A injeção via net use + WebDAV seguida de um script .cmd é uma mudança estratégica: reduz a dependência de ferramentas nativas com alto perfil de detecção (como wt.exe ou finger.exe, usados em variantes anteriores) e explora uma cadeia de confiança menos monitorada. O beacon C2 embarcado no main.js ofuscado comunica-se silenciosamente, exfiltrando dados enquanto o usuário acredita estar usando um aplicativo de produtividade. Não há download visível, não há processo suspeito no Gerenciador de Tarefas, apenas um ícone familiar na barra de tarefas.
Por que isso importa
Empresas que adotam ferramentas como WorkFlowy, Notion ou Obsidian sem validação de integridade de pacotes estão expostas a uma falha estrutural: o modelo Electron permite que código malicioso se disfarce de funcionalidade legítima. Esse ataque não explora uma vulnerabilidade do sistema operacional, mas uma fraqueza de implantação, arquivos .asar são empacotados, mas raramente verificados quanto à assinatura digital ou hash. Quando o malware se esconde dentro de um app já autorizado pelo usuário e pela política de segurança, ele ignora camadas inteiras de defesa perimetral. Para equipes de segurança, isso significa que a detecção precisa migrar de 'o que foi executado?' para 'o que foi carregado antes da execução?'. O uso de chaves de registro como RunMRU como indicador comportamental mostra que a resposta eficaz agora depende de observabilidade profunda no tempo de inicialização, não só em tempo de execução.
Perguntas frequentes
Por que o Microsoft Defender for Endpoint não detectou esse ataque?

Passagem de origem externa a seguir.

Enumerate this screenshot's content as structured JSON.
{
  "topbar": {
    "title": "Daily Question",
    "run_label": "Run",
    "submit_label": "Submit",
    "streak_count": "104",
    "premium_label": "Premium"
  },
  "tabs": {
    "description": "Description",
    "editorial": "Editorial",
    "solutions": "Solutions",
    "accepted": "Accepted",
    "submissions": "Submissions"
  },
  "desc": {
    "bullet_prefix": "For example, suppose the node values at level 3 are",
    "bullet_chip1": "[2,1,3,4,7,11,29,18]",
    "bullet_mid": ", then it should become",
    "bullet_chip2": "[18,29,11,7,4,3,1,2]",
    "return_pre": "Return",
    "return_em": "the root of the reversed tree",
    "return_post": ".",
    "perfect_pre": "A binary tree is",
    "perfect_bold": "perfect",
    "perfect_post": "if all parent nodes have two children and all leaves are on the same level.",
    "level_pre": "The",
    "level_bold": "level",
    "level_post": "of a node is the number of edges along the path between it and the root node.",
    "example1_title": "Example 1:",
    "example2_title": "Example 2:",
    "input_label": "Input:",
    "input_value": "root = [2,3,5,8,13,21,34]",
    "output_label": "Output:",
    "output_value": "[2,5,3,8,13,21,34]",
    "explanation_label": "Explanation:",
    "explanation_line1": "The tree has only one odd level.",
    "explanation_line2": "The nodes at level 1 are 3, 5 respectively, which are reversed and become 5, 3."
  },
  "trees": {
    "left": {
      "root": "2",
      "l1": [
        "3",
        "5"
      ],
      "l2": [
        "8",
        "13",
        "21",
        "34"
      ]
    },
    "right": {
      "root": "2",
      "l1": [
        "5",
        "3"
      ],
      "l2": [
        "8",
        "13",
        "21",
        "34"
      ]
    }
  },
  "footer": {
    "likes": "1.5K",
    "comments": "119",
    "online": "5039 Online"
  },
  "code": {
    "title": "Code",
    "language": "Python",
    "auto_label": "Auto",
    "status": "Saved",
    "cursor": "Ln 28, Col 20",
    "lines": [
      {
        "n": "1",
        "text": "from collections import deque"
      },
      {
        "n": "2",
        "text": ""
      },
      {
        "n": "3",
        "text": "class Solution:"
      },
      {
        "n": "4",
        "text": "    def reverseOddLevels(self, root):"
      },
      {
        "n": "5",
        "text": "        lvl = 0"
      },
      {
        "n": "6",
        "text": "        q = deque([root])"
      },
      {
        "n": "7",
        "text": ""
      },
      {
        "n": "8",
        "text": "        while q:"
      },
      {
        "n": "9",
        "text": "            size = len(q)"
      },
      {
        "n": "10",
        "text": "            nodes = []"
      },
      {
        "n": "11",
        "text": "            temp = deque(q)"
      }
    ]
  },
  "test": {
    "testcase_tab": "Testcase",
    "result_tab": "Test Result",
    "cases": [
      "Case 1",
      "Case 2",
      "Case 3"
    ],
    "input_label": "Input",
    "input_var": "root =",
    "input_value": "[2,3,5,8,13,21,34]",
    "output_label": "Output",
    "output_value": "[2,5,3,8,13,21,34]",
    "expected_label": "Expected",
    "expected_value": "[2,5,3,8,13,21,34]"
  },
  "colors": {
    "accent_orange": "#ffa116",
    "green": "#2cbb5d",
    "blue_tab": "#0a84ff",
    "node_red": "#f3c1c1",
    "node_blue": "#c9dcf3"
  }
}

Porque ele não executa scripts tradicionais nem binários suspeitos. O malware roda dentro do processo legítimo do WorkFlowy, aproveitando a confiança no aplicativo Electron. O Defender foca em comportamentos anômalos de processos novos ou scripts, não em alterações sutis em arquivos empacotados de apps já instalados.

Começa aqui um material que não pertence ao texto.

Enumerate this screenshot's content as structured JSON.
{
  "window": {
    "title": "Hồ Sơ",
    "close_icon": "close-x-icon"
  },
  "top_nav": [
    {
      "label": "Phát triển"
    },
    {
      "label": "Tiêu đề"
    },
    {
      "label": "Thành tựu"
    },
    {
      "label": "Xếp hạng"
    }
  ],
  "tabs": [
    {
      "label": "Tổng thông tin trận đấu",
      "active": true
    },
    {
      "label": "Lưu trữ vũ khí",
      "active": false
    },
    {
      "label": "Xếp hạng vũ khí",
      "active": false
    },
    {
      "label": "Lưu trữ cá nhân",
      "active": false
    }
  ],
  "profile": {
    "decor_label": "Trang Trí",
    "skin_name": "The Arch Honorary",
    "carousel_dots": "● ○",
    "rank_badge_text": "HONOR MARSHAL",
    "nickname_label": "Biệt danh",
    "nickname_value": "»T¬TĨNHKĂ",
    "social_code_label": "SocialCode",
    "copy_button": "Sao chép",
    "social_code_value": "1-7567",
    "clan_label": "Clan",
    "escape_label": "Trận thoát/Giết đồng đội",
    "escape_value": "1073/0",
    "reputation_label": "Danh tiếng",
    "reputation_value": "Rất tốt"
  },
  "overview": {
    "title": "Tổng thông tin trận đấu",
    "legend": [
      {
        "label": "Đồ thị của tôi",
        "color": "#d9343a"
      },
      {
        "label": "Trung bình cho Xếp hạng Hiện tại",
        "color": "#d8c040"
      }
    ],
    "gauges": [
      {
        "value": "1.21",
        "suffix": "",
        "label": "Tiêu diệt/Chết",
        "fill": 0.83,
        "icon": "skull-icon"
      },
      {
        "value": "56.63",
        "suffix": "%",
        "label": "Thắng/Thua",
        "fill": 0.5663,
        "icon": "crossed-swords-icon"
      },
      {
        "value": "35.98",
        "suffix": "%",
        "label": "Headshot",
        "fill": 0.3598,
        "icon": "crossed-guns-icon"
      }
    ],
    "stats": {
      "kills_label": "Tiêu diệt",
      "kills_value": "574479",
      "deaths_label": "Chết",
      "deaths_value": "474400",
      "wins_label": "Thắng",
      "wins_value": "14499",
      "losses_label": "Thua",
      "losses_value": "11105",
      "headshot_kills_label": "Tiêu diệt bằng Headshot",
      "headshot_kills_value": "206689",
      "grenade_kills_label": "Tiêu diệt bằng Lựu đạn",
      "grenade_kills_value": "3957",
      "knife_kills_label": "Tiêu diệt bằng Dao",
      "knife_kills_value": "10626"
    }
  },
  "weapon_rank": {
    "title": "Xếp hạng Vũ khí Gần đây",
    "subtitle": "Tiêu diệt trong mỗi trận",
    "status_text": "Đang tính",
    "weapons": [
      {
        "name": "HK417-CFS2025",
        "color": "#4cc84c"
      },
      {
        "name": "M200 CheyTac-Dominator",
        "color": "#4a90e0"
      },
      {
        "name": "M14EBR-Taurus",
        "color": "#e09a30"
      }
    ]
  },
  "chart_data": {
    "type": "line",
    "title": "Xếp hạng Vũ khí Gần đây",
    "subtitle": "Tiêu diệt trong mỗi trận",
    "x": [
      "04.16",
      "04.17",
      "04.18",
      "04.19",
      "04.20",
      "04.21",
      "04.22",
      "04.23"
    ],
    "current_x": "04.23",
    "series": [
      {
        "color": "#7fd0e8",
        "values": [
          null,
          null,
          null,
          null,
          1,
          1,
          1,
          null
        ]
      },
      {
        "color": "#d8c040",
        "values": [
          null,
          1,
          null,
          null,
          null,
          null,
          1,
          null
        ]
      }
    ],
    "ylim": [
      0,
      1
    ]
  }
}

O que torna o arquivo .asar tão vulnerável a esse tipo de ataque?
É um arquivo ZIP renomeado que contém o código-fonte JavaScript do app Electron. Ele não é assinado por padrão, nem verificado em tempo de execução. Qualquer pessoa com acesso ao disco pode substituir o main.js interno por uma versão ofuscada que executa código malicioso antes da interface carregar.

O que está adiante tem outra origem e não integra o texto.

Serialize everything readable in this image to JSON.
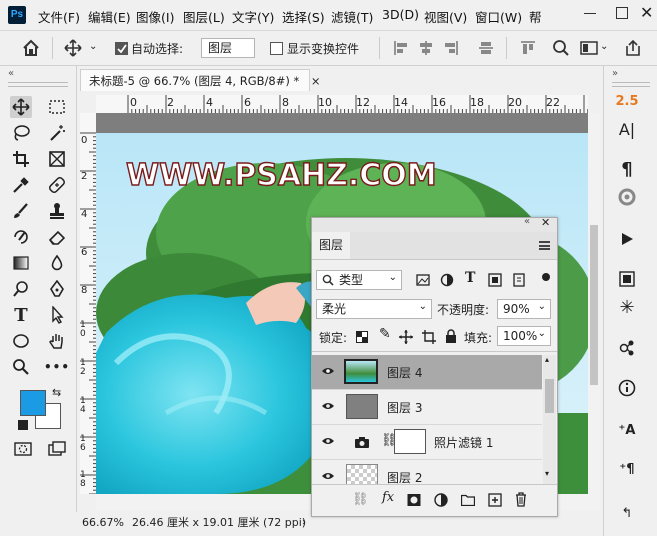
{
  "app": {
    "logo_text": "Ps"
  },
  "menubar": {
    "items": [
      "文件(F)",
      "编辑(E)",
      "图像(I)",
      "图层(L)",
      "文字(Y)",
      "选择(S)",
      "滤镜(T)",
      "3D(D)",
      "视图(V)",
      "窗口(W)",
      "帮"
    ]
  },
  "options": {
    "auto_select_label": "自动选择:",
    "auto_select_value": "图层",
    "show_transform_label": "显示变换控件"
  },
  "document": {
    "tab_title": "未标题-5 @ 66.7% (图层 4, RGB/8#) *",
    "close_icon": "×",
    "ruler_h_ticks": [
      "0",
      "2",
      "4",
      "6",
      "8",
      "10",
      "12",
      "14",
      "16",
      "18",
      "20",
      "22"
    ],
    "ruler_v_ticks": [
      "0",
      "2",
      "4",
      "6",
      "8",
      "10",
      "12",
      "14",
      "16",
      "18"
    ],
    "watermark": "WWW.PSAHZ.COM"
  },
  "status": {
    "zoom": "66.67%",
    "doc_size": "26.46 厘米 x 19.01 厘米 (72 ppi)"
  },
  "dock": {
    "value_25": "2.5"
  },
  "layers_panel": {
    "tab_label": "图层",
    "filter_label": "类型",
    "blend_mode": "柔光",
    "opacity_label": "不透明度:",
    "opacity_value": "90%",
    "lock_label": "锁定:",
    "fill_label": "填充:",
    "fill_value": "100%",
    "layers": [
      {
        "name": "图层 4",
        "selected": true
      },
      {
        "name": "图层 3",
        "selected": false
      },
      {
        "name": "照片滤镜 1",
        "selected": false
      },
      {
        "name": "图层 2",
        "selected": false
      }
    ]
  },
  "colors": {
    "foreground": "#1a9be3",
    "background": "#ffffff",
    "accent": "#e8791e"
  }
}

Como posso saber se meu WorkFlowy está comprometido?
Não há sintoma visível. A detecção exige análise forense: verificar o hash do arquivo app.asar contra a versão oficial publicada no GitHub do WorkFlowy, ou monitorar chamadas inesperadas de rede feitas logo após o início do processo. Ferramentas como Sysmon com regra de monitoramento em ImageLoaded podem ajudar.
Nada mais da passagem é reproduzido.